Quick Start Workout Programs
These quick start workout program pages are practical setup guides for Re:Do. They are meant for the moment when you already know the kind of training you want, but need a clean way to turn it into workouts, schedules, guided sessions, and a training record.
Plan your own training in Re:Do Workouts.
Create the workout in your own words, run it step by step with timers and notes, schedule it when it fits, and log what actually happened.
There are two kinds of quick start programs here. Some ship with Re:Do as starter packs. Others are community-inspired Re:Do packs based on public routine sources; those are not approved by the communities or original authors, so the linked source stays the authority for exact rules and updates.
Included with Re:Do
Community-inspired installable packs
These packs translate public community routines into Re:Do workout JSON so you can import them if Re:Do is installed. They are inspired by the source communities, not approved by them.
Program features
How to use these pages
Start by choosing the page that matches your training style. Create the workouts in Re:Do, keep the names plain, and schedule only what you can repeat. If a routine has multiple days, make each day its own workout. If it has levels, keep the easy, hard, and extreme versions separate so you can switch without editing the original.

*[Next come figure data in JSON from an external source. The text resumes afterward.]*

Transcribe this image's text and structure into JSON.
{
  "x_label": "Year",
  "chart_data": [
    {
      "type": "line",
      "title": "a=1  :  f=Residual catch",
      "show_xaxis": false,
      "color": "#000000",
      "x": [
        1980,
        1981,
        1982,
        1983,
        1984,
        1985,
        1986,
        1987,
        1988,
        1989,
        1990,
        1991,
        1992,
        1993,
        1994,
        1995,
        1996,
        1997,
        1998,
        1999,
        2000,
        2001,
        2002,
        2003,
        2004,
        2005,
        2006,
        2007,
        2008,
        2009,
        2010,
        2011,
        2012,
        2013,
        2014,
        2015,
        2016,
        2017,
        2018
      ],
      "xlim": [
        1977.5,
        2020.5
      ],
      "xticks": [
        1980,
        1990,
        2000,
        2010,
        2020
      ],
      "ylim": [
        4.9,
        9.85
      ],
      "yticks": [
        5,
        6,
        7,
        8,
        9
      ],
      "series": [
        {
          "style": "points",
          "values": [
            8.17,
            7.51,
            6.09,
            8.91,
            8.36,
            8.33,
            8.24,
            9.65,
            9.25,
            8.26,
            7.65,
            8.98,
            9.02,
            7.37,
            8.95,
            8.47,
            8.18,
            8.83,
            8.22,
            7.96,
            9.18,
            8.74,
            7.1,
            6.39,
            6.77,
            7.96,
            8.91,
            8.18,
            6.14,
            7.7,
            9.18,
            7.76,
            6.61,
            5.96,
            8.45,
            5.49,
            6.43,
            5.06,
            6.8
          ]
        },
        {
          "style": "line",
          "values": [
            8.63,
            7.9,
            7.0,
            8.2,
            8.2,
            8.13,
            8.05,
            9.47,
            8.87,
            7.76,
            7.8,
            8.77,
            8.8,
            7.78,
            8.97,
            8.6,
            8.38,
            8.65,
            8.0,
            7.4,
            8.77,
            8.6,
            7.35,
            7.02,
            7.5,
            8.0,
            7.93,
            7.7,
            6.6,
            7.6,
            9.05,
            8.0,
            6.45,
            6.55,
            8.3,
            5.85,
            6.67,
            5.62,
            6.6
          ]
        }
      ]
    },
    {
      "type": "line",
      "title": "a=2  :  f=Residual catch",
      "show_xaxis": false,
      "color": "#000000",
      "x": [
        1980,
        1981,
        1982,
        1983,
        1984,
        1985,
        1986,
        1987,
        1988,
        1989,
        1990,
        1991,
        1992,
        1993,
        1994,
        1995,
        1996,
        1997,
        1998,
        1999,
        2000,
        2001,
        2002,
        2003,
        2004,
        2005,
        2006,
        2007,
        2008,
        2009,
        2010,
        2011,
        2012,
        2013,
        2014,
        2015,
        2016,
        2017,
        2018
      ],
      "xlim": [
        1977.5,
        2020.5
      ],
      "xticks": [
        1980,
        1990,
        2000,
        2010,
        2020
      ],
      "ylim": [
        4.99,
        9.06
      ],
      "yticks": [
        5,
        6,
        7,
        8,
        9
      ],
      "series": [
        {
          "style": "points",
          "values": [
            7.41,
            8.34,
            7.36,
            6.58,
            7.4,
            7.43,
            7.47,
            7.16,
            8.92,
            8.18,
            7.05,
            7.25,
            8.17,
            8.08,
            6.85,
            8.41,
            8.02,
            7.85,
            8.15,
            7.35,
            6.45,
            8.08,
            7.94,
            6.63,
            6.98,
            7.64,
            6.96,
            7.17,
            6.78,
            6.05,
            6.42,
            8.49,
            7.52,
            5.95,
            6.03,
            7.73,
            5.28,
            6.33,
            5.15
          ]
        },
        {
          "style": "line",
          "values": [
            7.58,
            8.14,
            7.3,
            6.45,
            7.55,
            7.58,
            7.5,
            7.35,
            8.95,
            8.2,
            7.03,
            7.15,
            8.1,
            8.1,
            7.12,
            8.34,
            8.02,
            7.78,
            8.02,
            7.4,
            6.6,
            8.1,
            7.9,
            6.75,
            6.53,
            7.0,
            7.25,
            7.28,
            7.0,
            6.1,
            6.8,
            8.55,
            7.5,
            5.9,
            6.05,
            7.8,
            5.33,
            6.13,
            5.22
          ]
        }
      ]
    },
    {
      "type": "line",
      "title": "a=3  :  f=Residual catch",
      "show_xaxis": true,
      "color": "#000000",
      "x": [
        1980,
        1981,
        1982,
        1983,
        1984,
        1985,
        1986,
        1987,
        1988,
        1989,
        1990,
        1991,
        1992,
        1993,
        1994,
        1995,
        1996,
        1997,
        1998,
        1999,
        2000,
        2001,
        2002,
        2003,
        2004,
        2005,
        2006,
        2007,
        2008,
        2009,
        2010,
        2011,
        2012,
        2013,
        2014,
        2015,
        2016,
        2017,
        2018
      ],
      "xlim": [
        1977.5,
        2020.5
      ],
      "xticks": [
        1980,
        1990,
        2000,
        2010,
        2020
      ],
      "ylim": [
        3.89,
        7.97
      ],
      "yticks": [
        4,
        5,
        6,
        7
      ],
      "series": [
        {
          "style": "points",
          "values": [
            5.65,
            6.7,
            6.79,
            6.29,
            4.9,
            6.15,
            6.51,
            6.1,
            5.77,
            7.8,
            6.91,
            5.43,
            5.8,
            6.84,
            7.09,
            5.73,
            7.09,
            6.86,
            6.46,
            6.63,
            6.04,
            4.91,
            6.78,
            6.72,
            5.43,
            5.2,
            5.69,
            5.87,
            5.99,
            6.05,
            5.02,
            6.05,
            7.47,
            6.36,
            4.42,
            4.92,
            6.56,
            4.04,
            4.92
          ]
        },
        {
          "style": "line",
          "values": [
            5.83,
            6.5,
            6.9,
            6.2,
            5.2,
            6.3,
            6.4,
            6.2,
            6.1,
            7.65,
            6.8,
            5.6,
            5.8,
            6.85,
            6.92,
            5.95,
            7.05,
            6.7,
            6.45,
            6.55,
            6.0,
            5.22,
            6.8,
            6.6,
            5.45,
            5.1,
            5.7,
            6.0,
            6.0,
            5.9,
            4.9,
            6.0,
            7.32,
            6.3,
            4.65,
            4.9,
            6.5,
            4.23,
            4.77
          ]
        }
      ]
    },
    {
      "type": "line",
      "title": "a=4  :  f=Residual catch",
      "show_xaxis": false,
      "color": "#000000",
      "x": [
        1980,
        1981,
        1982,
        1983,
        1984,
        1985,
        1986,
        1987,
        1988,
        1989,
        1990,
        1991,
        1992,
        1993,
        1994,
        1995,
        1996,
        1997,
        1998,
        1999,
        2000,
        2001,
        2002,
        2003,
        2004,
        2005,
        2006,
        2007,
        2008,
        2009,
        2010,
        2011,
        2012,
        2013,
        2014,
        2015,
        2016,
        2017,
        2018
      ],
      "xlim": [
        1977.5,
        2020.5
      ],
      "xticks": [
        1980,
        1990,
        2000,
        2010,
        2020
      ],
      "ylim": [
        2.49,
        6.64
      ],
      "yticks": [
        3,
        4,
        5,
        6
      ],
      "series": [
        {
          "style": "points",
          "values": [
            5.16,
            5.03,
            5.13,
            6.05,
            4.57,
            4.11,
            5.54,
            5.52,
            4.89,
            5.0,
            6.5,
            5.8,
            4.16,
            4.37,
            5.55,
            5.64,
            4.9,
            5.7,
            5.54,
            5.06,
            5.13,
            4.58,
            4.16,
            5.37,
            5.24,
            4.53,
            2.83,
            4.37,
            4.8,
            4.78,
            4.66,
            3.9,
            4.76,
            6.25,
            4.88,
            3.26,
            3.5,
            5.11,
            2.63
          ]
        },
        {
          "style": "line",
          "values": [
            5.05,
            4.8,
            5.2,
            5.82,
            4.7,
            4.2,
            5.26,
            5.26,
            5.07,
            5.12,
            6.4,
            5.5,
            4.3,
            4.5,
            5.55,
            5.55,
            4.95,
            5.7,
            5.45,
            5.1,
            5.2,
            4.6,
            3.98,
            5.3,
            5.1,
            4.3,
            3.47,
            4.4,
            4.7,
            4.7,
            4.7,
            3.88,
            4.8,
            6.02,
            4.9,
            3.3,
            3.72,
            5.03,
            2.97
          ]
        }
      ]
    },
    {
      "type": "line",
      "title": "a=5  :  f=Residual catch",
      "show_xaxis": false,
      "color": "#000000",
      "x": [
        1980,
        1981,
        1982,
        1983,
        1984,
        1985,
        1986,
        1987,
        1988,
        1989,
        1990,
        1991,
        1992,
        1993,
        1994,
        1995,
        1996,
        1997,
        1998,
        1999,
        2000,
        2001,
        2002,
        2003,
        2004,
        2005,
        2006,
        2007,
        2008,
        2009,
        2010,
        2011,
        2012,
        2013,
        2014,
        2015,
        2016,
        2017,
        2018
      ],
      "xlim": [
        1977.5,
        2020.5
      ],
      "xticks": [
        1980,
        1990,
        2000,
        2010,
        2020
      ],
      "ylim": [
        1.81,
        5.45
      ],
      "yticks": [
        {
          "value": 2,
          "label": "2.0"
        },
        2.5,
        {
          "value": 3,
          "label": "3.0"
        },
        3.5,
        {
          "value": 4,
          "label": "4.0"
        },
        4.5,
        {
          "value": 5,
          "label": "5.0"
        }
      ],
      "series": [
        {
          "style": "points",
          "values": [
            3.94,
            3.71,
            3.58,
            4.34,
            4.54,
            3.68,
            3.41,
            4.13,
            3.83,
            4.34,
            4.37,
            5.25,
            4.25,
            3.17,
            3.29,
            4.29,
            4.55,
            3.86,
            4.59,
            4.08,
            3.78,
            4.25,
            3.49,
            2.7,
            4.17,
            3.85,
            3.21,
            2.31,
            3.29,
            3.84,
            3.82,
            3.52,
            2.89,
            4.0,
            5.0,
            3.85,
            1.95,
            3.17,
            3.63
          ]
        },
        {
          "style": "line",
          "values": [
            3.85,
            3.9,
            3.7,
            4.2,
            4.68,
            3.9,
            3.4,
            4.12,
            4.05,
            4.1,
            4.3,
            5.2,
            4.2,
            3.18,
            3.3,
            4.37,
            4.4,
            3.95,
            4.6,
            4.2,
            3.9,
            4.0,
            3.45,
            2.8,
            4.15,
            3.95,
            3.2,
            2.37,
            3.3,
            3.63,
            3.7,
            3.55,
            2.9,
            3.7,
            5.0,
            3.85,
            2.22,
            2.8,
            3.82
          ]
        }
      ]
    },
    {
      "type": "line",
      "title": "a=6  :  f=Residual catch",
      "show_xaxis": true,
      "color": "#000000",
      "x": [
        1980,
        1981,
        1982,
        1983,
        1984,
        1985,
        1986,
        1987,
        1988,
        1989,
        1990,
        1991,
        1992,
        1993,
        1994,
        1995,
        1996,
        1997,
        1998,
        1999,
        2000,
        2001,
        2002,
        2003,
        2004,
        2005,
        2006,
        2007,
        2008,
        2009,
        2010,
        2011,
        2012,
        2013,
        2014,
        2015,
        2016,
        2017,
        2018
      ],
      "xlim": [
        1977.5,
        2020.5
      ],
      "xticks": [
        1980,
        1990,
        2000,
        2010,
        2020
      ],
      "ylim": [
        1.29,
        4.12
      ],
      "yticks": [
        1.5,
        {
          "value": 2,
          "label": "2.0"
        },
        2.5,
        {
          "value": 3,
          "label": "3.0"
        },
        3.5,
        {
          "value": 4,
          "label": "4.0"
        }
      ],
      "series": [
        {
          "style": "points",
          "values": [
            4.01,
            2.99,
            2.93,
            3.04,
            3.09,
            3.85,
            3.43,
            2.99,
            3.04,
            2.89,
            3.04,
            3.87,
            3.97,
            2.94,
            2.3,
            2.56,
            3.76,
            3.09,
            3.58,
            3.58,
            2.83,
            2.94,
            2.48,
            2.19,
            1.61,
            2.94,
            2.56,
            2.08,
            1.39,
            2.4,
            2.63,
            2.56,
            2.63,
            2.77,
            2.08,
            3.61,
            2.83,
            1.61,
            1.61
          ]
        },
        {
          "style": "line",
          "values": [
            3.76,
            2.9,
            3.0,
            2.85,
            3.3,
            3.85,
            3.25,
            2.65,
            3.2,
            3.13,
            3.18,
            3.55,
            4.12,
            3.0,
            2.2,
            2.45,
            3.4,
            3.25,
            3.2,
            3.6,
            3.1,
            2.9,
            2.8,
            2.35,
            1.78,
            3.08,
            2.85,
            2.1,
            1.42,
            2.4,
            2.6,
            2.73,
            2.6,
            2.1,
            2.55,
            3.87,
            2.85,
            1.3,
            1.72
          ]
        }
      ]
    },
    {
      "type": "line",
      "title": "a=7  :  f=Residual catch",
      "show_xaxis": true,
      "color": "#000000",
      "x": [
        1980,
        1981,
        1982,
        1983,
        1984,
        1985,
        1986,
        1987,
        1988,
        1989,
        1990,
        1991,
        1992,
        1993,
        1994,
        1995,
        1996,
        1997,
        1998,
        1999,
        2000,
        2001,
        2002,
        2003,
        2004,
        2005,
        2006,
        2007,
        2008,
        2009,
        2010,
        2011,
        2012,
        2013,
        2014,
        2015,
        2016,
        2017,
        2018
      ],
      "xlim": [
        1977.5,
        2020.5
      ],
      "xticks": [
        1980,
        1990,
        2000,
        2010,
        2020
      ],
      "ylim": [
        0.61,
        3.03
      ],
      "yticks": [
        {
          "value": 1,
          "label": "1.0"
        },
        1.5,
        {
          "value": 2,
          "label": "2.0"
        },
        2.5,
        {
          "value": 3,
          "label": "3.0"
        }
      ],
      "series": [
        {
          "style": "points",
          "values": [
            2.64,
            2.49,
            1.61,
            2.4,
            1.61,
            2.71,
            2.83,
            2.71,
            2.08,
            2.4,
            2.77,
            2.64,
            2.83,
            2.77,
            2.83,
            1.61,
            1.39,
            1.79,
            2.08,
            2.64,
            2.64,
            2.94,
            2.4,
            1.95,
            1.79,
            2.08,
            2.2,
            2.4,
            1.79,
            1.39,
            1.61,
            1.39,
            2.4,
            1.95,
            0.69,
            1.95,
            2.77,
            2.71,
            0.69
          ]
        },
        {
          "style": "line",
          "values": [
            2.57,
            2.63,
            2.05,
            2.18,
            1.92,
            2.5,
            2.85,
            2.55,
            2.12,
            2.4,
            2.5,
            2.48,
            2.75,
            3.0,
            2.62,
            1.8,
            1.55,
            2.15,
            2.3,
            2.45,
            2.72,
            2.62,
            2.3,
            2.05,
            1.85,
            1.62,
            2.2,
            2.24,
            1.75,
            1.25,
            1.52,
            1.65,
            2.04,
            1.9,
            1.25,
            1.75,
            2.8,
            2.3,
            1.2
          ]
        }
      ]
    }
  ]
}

Re:Do works best when the program is specific enough to start quickly and loose enough to survive real life. The app can guide each session, show timers and reps, record what happened, and let you adjust tomorrow without rewriting the whole plan.
What makes a quick start program work
A good quick start program is not just a list of exercises. It has a small number of decisions that are already made: what the session is called, which exercises come first, whether each step uses reps or time, and when the session should appear again. That is why these pages focus on setup. The fewer choices you need to make at training time, the more likely the workout is to happen.
For bodyweight, gym, martial arts, yoga, and rehabilitation-style movement, the Re:Do starter packs give you a concrete base to copy. For community routines, the useful move is to translate the routine into stable Re:Do workouts while leaving the original routine source responsible for exact programming rules. That keeps the app role clear: Re:Do is the place where you run, schedule, and log the plan.
Simple setup rules
- Use one workout per training day, level, or routine variant.
- Keep exercise names short enough to read during the session.
- Use timers for holds, rounds, conditioning, mobility, and practice blocks.
- Use reps for strength movements where the target is counted cleanly.
- Schedule conservatively first, then add frequency after the routine survives a few weeks.
- Let the training log show what changed instead of relying on memory.
FAQ
Are these official versions of Reddit routines?
No. They are Re:Do setup guides. Use the original routine source for official instructions, then use Re:Do to organize and track your version.
Can I change exercises?
Yes. Re:Do supports custom exercise names, reps, timers, and schedules, so substitutions are easy to keep readable.
Should beginners start with the easiest page?
Usually, yes. Start with a plan you can repeat, then increase volume or difficulty only when your sessions feel controlled.